An Example: The Roundabout
Let’s take a problem and think about how it might be addressed in the three different approaches. Again, we oversimplify a bit in order to distinguish the main differences of the three approaches.
For this example, let’s consider how a self-driving car might handle a roundabout (also called a traffic circle or rotary). How would each approach enable the car to navigate the roundabout?
The Classic AI approach would require defining and programing all the possible rules of a roundabout, i.e., rules about lanes, merging, traffic flow, and more. There are many variables such as whether there are other cars in the roundabout, whether there is a stop sign instead of a yield sign, how many lanes there are, etc. Each variable would need to be programmed in as a new rule and would have to be rationalized relative to the other rules such as which rule has priority and when.
Analogous to the Classic AI approach, the Deep Learning approach would need to be specifically customized to handle roundabouts. It would require a large set of examples of photos and videos of cars navigating through roundabouts in every possible configuration. To the extent a configuration is missed in the training – say a very different looking roundabout with 3 lanes instead of 2 – the entire model would need to be retrained.
To understand how the Biological Neural Network approach would attempt this problem, picture yourself encountering a roundabout for the first time. You might be hesitant at first and think, “What do I do?” But you have structured, reference frame-based knowledge for all the components. You have knowledge of how cars work, how lanes work, how signs work, how people drive, how accidents happen, how merging works, how traffic flows, and so on. You also have general knowledge about shapes such as circles, and how you can navigate around them. You bring together all this knowledge, generalize it, and build a new composite reference frame for roundabouts, and you do it on the fly. You might be cautious at first, but after one or two exposures, you’d have learned it. The next time you saw one, it wouldn’t matter how many other cars were there, whether there was a stop sign or a yield sign, whether it was rainy, foggy or a sunny day. You would successfully navigate the roundabout.
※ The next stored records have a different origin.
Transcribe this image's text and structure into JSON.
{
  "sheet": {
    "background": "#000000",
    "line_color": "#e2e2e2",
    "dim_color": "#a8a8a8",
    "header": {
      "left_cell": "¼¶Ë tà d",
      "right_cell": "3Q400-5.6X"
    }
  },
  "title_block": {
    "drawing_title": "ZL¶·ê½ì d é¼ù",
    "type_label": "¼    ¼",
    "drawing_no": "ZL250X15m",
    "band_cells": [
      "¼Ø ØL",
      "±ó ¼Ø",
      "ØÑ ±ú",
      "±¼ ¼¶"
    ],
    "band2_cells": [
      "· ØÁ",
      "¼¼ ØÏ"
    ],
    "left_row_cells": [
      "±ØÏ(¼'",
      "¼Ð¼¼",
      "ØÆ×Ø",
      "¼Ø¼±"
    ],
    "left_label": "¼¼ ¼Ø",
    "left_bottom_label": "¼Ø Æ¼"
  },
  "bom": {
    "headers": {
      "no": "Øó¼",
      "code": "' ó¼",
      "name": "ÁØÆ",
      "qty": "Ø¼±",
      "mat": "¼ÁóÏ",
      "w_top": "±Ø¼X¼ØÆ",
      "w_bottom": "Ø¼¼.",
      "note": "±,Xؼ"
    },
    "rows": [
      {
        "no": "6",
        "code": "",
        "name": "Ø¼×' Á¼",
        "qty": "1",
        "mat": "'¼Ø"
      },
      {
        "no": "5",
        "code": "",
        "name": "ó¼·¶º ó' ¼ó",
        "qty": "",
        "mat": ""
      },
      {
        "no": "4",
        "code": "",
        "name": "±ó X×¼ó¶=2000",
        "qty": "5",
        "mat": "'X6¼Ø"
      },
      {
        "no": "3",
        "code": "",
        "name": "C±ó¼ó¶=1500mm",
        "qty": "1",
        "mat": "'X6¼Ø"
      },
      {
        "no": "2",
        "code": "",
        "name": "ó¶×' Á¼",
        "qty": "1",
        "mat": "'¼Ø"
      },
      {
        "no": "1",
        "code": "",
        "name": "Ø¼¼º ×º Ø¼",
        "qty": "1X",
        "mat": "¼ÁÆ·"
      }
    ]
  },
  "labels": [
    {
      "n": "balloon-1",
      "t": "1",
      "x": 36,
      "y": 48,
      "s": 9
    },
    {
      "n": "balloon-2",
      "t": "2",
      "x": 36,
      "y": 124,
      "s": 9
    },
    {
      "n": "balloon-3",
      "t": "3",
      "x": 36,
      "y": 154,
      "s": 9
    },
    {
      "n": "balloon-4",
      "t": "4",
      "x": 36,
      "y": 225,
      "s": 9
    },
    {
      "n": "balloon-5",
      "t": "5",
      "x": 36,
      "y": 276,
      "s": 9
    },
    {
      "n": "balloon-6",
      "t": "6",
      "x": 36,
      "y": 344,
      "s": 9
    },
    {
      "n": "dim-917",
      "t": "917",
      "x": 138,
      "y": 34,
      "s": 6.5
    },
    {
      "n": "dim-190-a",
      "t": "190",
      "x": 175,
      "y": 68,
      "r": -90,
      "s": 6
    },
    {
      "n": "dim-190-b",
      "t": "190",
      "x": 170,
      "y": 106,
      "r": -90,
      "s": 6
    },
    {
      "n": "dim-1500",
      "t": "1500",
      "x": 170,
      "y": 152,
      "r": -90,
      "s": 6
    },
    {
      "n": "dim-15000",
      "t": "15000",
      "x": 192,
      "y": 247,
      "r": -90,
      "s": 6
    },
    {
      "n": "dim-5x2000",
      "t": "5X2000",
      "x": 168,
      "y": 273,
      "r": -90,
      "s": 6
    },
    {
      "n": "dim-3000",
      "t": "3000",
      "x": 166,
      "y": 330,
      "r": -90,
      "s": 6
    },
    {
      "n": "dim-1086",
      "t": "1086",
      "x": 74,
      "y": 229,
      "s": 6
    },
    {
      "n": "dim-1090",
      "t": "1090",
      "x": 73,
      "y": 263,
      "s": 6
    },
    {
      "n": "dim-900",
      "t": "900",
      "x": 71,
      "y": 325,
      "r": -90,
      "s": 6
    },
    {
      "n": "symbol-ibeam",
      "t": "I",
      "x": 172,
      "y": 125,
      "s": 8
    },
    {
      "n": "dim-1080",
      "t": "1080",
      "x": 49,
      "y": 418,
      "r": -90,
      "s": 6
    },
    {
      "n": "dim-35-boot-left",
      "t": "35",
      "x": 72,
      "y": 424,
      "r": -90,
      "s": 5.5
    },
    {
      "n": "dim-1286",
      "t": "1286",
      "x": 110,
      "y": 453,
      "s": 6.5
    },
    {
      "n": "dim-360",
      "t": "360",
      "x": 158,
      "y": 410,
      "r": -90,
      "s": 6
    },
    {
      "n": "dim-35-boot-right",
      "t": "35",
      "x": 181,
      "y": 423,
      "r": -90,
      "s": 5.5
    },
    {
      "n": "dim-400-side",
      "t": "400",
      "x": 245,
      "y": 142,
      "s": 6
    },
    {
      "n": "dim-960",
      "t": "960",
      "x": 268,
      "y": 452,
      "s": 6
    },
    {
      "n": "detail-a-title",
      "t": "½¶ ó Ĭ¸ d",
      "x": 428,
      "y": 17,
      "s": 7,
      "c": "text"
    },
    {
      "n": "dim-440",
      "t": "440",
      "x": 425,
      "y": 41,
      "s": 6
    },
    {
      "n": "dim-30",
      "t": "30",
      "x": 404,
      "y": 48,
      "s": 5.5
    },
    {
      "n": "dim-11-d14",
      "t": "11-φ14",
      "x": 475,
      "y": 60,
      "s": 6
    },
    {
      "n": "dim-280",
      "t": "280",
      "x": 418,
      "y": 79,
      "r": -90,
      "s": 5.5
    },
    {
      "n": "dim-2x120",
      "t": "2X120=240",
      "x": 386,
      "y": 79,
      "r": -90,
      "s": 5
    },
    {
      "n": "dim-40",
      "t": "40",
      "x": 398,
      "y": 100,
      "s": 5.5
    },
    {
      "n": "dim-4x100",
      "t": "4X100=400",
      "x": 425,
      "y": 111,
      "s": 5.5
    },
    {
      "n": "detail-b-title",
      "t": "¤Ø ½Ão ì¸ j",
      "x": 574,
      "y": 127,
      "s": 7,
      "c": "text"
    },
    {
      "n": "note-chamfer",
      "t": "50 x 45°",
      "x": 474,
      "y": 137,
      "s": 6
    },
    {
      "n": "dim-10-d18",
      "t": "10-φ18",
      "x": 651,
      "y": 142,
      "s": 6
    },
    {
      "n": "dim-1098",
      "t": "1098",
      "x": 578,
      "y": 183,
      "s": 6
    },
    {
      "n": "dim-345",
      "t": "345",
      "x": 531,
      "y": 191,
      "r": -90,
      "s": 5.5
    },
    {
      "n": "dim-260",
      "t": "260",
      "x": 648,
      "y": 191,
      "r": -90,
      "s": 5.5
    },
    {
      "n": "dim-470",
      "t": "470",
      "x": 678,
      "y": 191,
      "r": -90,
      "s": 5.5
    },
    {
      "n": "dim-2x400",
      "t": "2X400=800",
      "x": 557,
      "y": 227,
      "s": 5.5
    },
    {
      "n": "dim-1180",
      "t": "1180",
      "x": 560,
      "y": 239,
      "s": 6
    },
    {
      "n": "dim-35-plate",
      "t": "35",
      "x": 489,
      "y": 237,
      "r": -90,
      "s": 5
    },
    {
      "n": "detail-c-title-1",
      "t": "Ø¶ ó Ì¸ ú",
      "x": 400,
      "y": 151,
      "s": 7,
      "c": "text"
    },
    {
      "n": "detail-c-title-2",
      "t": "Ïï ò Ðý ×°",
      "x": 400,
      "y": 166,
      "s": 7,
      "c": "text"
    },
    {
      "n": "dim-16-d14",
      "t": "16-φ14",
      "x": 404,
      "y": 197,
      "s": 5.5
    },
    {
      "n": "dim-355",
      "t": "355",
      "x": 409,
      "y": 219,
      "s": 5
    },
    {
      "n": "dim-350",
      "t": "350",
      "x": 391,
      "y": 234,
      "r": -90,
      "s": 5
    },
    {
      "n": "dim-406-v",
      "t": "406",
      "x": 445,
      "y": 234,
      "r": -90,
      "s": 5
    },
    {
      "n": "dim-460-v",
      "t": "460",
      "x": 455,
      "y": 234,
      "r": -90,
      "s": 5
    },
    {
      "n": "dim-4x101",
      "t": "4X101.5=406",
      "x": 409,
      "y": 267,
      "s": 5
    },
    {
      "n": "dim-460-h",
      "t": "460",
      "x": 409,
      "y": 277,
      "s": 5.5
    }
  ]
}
In summary, below are the characteristics of the three different approaches:
Classic AI | Deep Learning | Biological Neural Network | |
---|---|---|---|
Associated terms | Expert systems Rule-based systems |
Artificial Neural Nets (ANNs) Machine learning |
Machine Intelligence Artificial General Intelligence (AGI) |
Training | Programmed by experts | Trained with large, carefully curated datasets | Learned via movement with unlabeled data |
Learns rapidly with little data | No | No | Yes |
Learns continuously | No | No | Yes |
Learns with structure | Yes – rules | No | Yes – reference frames |
Learns models that generalize | No | No | Yes |
Summary
In our comparison of these three different approaches, there’s no question that Classic AI and Deep Learning have solved important problems. In fact, you can envision scenarios today where each approach would be optimal. Nonetheless, Classic AI and Deep Learning still are constrained by limitations that cannot be overcome by throwing more rules or more data at the problem. They are not on a path to true machine intelligence, and we need a new approach to get us there. Classic AI is rules-based. It has defined structure but does not learn; it’s programmed. Deep Learning is trained using data but lacks structure. Neither can adapt on the fly nor do they generalize or truly understand. To create machines that understand and generalize, we take inspiration from the brain. The Thousand Brains Theory of Intelligence offers the path to machine intelligence. If we want to build truly intelligent machines that can learn and build models of the world, The Thousand Brains Theory offers a roadmap to get us there.